When Ascend evaluated Istio, the first major attraction was its mutual TLS security between all communications. Managing certifications is hard and it’s something nobody wants to spend their time maintaining. Istio can manage all of its own certifications and it does so almost completely out of the box. While our system currently has its own TLS security in place, Istio can replace this and lower the overhead of our own infrastructure.
Ascend also processes huge batches of data, which requires vast distributed systems. This brings me to the second major attraction of Istio – its multi-cluster support. Currently, our computation is split between two Kubernetes clusters. One cluster handles the Frontend, API, metrics, and scheduling. The other cluster handles running all of our Spark jobs. Ascend is rapidly expanding – adding more clusters, nodes, and pods everyday – and Istio is a service we trust to keep up with our demands. Substantial internal routing is necessary to efficiently parallelize all the tasks that come with orchestrating automatic data pipelines. We depend on Istio to handle this routing for us, and it manages to do so while maintaining a fast, secure, and light overhead.

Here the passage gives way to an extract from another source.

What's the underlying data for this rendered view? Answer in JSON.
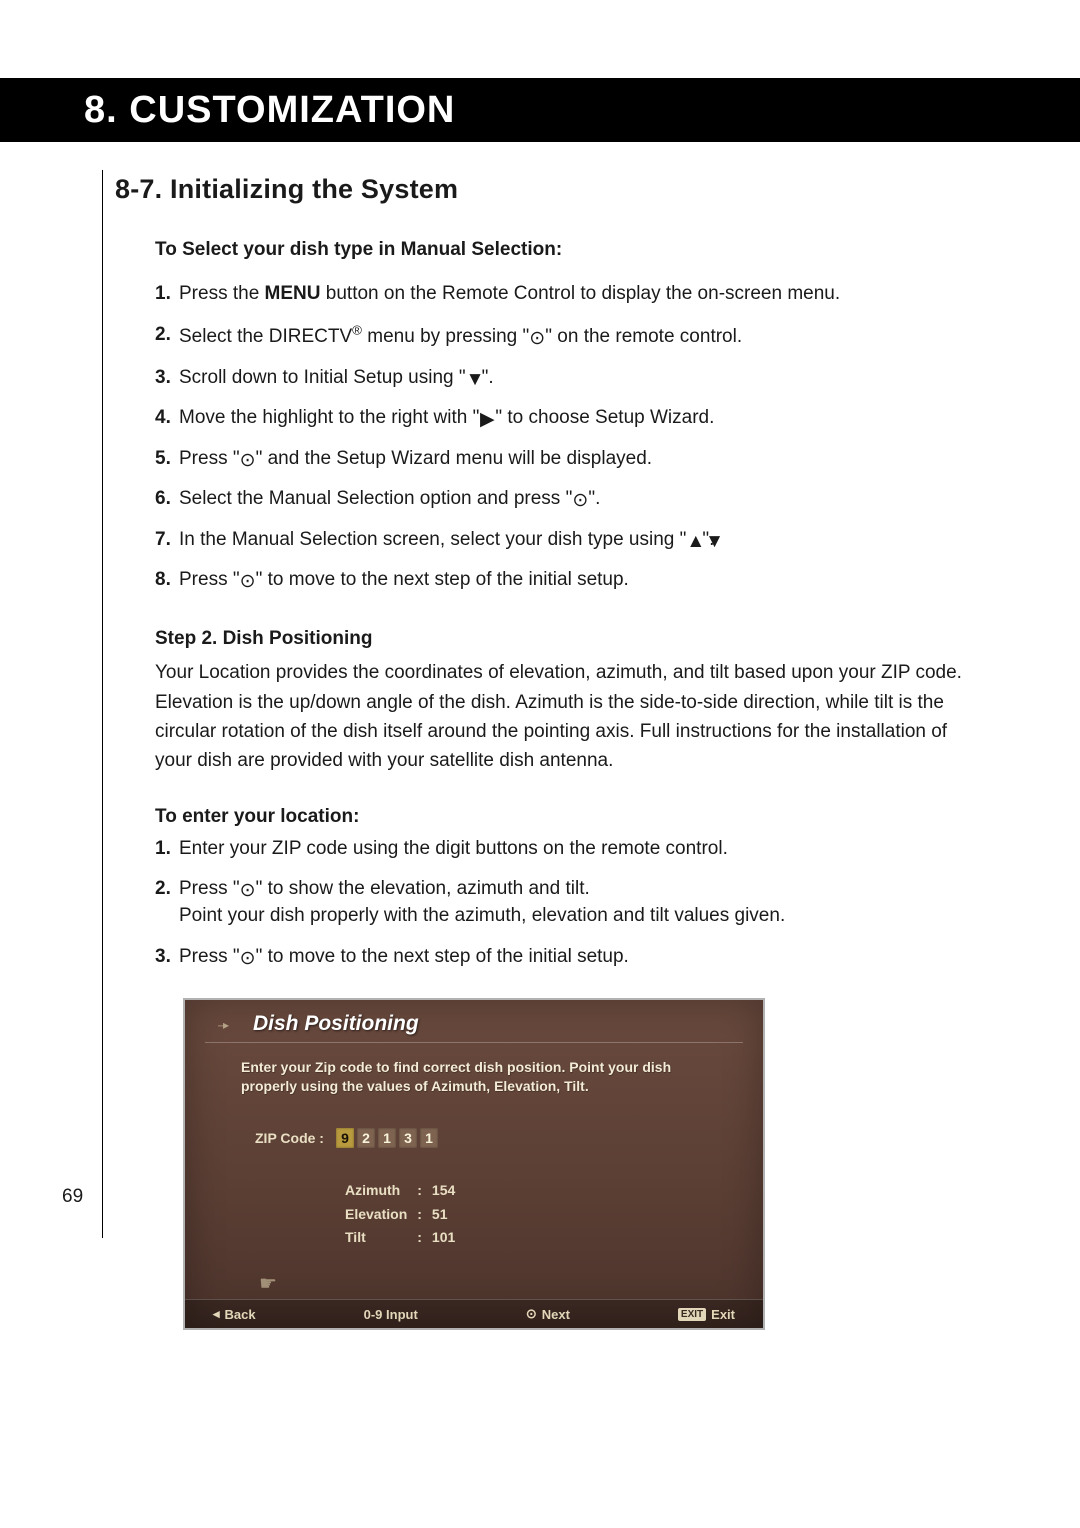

The third major advantage is the range of telemetry features available with install. Istio comes with Jaeger, Prometheus, grafana, and Kiali as installation options. I especially liked the Kiali dashboard, which works with Prometheus to visualize all the network traffic inside the service mesh. This dashboard is astonishingly cool. As an intern, getting up to speed with the architecture of the system can be a monumental task. The Kiali dashboard is a wonderful tool to quickly learn how the API, Frontend, and Backend all communicate with each other.

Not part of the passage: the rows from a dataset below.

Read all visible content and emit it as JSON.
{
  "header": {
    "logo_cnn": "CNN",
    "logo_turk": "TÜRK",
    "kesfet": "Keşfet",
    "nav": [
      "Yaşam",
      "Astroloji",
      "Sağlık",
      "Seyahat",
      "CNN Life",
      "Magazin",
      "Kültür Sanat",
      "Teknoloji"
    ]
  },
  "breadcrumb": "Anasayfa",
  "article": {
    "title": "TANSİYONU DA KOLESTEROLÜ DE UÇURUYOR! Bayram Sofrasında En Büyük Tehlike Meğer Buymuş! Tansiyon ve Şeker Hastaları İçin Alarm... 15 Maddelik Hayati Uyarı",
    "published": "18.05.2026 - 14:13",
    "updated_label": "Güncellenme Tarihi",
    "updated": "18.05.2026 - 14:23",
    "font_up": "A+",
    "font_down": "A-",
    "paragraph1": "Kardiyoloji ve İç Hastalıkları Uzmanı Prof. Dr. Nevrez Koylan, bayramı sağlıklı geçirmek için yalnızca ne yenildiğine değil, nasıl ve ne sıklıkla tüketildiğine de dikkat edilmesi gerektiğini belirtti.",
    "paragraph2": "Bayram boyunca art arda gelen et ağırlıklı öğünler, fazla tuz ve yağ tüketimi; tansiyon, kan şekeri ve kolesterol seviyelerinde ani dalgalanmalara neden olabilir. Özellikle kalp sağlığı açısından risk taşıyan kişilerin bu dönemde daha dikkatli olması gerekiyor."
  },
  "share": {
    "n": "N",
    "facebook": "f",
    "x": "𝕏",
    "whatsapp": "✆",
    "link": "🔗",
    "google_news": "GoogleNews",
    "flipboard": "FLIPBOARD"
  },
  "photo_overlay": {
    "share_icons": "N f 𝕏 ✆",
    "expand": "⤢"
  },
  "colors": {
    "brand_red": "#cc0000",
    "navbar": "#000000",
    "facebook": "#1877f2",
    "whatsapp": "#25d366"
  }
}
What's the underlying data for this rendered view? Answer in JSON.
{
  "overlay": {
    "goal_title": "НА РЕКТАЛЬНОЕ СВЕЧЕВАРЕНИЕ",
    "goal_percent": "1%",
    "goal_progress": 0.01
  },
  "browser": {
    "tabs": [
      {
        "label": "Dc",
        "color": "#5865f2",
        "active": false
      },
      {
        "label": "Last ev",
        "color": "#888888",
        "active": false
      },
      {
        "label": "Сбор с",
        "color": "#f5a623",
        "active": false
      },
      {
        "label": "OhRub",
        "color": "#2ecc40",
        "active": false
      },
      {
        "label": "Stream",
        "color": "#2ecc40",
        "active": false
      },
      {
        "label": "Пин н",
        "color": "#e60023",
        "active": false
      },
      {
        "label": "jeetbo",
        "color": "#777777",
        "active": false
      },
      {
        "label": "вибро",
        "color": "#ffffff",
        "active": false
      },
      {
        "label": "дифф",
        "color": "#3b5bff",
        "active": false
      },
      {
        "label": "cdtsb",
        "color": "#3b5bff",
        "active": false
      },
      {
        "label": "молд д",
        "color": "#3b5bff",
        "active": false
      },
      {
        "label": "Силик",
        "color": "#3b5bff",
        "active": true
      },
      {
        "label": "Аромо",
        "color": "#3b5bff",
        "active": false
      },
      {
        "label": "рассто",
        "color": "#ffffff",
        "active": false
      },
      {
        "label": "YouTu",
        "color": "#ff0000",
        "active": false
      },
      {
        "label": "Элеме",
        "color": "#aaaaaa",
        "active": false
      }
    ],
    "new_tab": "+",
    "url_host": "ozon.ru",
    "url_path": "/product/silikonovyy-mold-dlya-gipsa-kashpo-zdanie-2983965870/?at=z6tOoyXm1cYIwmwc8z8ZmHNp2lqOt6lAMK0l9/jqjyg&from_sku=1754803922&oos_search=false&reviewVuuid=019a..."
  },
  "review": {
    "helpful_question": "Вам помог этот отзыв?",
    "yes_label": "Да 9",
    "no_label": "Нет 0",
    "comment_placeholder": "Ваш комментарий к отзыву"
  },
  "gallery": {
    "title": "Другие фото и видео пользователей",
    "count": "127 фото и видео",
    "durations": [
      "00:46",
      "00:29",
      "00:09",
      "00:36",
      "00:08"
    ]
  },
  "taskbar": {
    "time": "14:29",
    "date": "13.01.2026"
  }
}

There are of course additional reasons to get excited about Istio, but these three were the biggest attractors for me as I looked at this new tech. Since Google’s integrated Istio is still in beta, we decided to develop against the open source installment of Istio. As with any emerging product, installment did not come without its hiccups, such as setting up gRPC connections. But all in all we got it solved and it’s exciting to know that I played a part in keeping Ascend on the cutting edge of orchestrating whatever data customers send our way.